- EUR/USD sticks to modest gains near a two-week high through the Asian session on Tuesday.
- The overnight hawkish commentary by ECB officials underpins the Euro and acts as a tailwind.
- A positive risk tone weighs on the safe-haven USD and lends additional support to the major.
- The upside seems limited as investors look forward to Fed Chair Jerome Powell’s testimony.
The EUR/USD pair holds steady near a two-week high, just below the 1.0700 mark through the Asian session on Tuesday and is supported by a combination of factors. The shared currency is underpinned by more hawkish comments by several European Central Bank (ECB) members, backing the case for additional jumbo rate hikes in the coming months. In fact, ECB President Christine Lagarde reiterated on Monday that the central bank is set to raise borrowing costs by another 50 bps at its upcoming meeting on March 16. Separately, Austrian Central Bank Governor Robert Holzmann said that the ECB should raise rates by 50 bps at each of its next four meetings in March, May, June and July. This, in turn, pushes the yield on the rate-sensitive two-year German bond to its highest level since October 2008 and continues to benefit the common currency. Apart from this, a generally positive tone around the equity markets is seen weighing on the safe-haven US Dollar and lending additional support to the major.
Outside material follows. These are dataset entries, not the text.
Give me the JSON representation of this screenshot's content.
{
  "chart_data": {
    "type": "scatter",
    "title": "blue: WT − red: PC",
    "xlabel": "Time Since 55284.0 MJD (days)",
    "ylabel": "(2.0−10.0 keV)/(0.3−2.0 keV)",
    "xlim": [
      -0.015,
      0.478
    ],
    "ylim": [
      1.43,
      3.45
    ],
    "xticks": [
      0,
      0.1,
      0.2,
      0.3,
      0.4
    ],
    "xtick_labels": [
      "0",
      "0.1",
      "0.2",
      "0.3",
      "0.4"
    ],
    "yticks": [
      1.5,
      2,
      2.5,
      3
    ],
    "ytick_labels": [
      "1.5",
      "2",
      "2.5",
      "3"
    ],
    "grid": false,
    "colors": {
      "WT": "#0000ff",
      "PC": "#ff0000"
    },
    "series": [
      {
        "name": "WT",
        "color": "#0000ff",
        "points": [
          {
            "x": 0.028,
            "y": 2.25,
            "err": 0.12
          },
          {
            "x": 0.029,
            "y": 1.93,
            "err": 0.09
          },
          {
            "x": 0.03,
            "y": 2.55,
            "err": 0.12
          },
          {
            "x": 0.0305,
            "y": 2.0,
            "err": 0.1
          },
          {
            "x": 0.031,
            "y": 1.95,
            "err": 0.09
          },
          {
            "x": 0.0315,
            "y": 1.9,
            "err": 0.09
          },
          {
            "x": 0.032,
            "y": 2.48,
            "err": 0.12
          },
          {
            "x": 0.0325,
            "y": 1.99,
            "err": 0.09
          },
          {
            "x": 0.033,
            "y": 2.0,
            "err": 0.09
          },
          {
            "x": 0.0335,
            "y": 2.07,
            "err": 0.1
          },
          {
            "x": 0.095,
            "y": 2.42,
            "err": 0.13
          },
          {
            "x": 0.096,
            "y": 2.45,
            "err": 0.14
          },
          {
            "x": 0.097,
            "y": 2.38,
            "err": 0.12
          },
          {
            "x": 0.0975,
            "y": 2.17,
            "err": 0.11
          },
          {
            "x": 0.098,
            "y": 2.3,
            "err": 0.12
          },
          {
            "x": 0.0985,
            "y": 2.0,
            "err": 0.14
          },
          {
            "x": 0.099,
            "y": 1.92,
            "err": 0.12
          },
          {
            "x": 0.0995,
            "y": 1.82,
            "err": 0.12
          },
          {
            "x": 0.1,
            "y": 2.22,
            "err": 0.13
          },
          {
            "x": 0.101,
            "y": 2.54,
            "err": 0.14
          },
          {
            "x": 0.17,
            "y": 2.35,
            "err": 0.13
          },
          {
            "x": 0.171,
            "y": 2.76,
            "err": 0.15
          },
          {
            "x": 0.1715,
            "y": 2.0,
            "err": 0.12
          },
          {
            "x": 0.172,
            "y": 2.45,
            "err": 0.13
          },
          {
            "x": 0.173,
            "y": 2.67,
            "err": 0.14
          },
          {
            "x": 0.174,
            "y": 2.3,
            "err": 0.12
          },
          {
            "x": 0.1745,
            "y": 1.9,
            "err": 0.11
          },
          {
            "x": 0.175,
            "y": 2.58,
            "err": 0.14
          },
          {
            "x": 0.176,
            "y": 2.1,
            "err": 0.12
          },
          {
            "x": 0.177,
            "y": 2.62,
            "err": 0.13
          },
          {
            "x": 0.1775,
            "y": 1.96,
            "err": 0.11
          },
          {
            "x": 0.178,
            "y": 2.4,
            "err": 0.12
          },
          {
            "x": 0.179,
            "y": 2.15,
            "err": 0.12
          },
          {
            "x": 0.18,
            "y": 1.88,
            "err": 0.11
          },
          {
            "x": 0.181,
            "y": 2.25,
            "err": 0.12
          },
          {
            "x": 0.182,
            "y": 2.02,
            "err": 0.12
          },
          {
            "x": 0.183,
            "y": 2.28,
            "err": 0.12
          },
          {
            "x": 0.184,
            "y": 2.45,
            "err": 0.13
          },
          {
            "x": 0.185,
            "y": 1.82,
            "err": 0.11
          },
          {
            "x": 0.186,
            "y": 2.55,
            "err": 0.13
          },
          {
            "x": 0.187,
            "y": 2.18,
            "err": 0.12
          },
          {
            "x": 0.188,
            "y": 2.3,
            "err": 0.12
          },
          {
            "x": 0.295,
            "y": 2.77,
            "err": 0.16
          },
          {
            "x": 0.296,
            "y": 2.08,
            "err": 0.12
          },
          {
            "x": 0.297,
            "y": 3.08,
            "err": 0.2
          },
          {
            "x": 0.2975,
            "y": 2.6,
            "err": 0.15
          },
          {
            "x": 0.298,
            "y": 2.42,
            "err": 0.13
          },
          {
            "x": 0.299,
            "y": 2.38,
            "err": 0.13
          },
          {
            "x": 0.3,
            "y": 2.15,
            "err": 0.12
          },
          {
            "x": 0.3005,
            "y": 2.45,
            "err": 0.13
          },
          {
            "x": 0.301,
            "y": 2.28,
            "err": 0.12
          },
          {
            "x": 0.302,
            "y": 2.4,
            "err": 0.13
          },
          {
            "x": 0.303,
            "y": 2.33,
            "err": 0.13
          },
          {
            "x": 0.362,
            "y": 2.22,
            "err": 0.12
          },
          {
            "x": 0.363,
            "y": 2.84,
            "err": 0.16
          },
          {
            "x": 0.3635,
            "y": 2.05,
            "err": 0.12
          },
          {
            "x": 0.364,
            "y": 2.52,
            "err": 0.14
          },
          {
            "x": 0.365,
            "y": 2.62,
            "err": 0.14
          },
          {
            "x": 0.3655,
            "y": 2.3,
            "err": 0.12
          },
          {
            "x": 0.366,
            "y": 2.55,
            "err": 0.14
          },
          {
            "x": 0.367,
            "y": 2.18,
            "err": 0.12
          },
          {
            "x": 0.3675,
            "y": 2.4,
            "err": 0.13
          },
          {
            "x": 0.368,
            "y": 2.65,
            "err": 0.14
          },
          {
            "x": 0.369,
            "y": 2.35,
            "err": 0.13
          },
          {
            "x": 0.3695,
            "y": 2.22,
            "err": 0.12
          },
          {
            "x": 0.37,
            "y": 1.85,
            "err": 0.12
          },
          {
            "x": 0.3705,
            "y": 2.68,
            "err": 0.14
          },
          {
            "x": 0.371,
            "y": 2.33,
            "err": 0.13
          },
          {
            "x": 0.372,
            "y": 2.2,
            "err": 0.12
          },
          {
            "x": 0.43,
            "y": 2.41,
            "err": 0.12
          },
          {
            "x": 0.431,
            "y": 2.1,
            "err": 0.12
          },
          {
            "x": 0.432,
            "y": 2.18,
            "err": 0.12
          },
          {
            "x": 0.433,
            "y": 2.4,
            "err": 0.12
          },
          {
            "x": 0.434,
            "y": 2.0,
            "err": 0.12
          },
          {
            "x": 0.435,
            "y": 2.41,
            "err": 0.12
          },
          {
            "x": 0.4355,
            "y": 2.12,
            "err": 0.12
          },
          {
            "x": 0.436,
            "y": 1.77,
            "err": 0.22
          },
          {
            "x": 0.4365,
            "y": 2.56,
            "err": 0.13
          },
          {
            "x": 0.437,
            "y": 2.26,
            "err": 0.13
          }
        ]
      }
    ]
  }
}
The USD downtick, however, seems limited amid elevated US Treasury bond yields, bolstered by expectations for further policy tightening by the Federal Reserve (Fed). The incoming US macro data indicated that inflation isn't coming down quite as fast as hoped and pointed to an economy that remains resilient despite rising borrowing costs. This should allow the US central bank to stick to its hawkish stance and continue raising interest rates for longer. Furthermore, a slew of FOMC policymakers recently backed the case for higher rate hikes and opened the door for a 50 bps lift-off at the March policy meeting. Hence, the market focus will remain glued to Fed Chair Jerome Powell's semi-annual congressional testimony on Tuesday and Wednesday. Investors will look for clues about the Fed's future rate-hike path, which will play a key role in influencing the near-term USD price dynamics. In the meantime, looming recession risks should act as a tailwind for the buck and cap the upside for the EUR/USD pair.
Investors this week will also confront the release of the closely-watched US monthly employment details, popularly known as NFP on Friday. This should further contribute to providing some meaningful impetus to the EUR/USD pair and help determine the next leg of a directional move. Hence, it will be prudent to wait for strong follow-through buying before confirming that the pair has formed a bottom near the 1.0535-1.0530 region and that the recent pullback from a multi-month peak touched in February has run its course.
From a technical perspective, the overnight sustained strength and acceptance above the 1.0645-1.0650 confluence hurdle favour bullish traders. Moreover, oscillators on the daily chart have just started moving in the positive territory and support prospects for additional gains. Any further move up, however, might confront some resistance near the 38.2% Fibo. level, around the 1.0725 zone. The next relevant barrier is pegged near the 1.0760 horizontal zone ahead of the 50% Fibo. level, around the 1.0785 region and the 1.0800 round-figure mark. Some follow-through buying will negate any near-term negative bias and lift the EUR/USD pair towards the 1.0840 area, or the 61.8% Fibo. level. The upward trajectory could get extended towards the 1.0900 mark en route to the 1.0920-1.0930 supply zone.
On the flip side, the aforementioned confluence resistance breakpoint, comprising the 100-period Simple Moving Average (SMA) on the 4-hour chart and the 23.6% Fibonacci retracement level of the 1.1033-1.0533 downside, should now act as immediate support. Any further decline might find some support near the 1.0600 round-figure mark ahead of the 1.0575-1.0570 horizontal zone. This is followed by the 1.0535-1.0530 region, or the lowest level since January. A convincing break below could make the EUR/USD pair vulnerable to weaken further below the 1.0500 psychological mark, which now coincides with the 100-day SMA. Some follow-through selling below the YTD low, around the 1.0480 region, will be seen as a fresh trigger for bearish traders and pave the way for a further near-term depreciating move.